Container lasted a few minutes and GPUs were selectable for Plex. Then, the container died and that was that again. I filed a bug (frankly more of a support request) here with the nvidia driver (I doubt it’s their fault) so if anyone with more expertise would like to assist understanding matters I’d be grateful.
This is not going to be investigated further by the engineers at ix-systems. It appears the problem may be within the K8S subsystems but that’s a complex area and being removed for the next major release of TrueNAS Scale.
I have installed Jailmaker. I used Jailmaker to build a container named docker. I basically followed the procedure in the video on YouTube posted above. Except I used Plex not Jellyfin. Plex can see my nVidia P2000!
Use the shell to access TrueNas scale and confirm you have a /dev/dri/renderD128 (that’s mine, yours may be different). That’s your graphics card recognised by the OS.
Ensure with Jailmaker you volume-mount /dev/dri into your jail:
Finally, with fingers crossed, select your server in Plex and visit the Transcoder page. Hopefully your device will be listed.
The above is clearly something that can be followed by those comfortable with shell access and the editors you use like vim and nano. Hopefully with the next major TrueNAS Scale release the apps infrastructure will make this much simpler for folk needing pure web interface controls.

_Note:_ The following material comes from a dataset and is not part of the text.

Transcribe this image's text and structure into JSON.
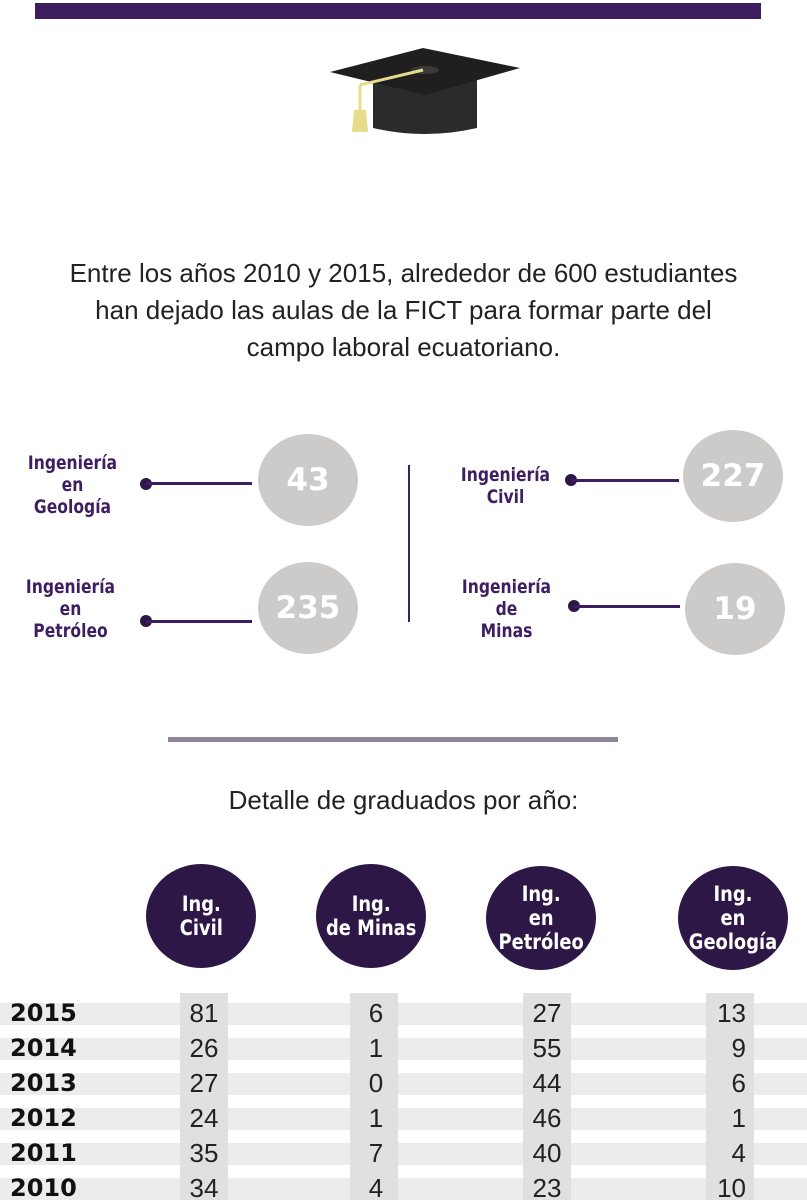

Another follow-up. Turns out the instructions should work for Jellyfin, but are not sufficient for Plex. Plex will show your hardware, but not use it. Switch on debugging in Plex and you’ll find you’re missing the driver.
The solution is to install the nvidia-container-runtime for Docker to use when launching containers. See this guide.
I finally see the magical “(hw)” when transcoding a stream in Plex and my CPU is no longer used!
How are you running nvidia-smi? Did you install it somehow? Or is it not available in Electric Eel?
I just did a fresh install and wanted to test with the latest App infrastructure, so I updated to Electric Eel. Should I downgrade and then my NVIDIA RTX 4060 will potentially work?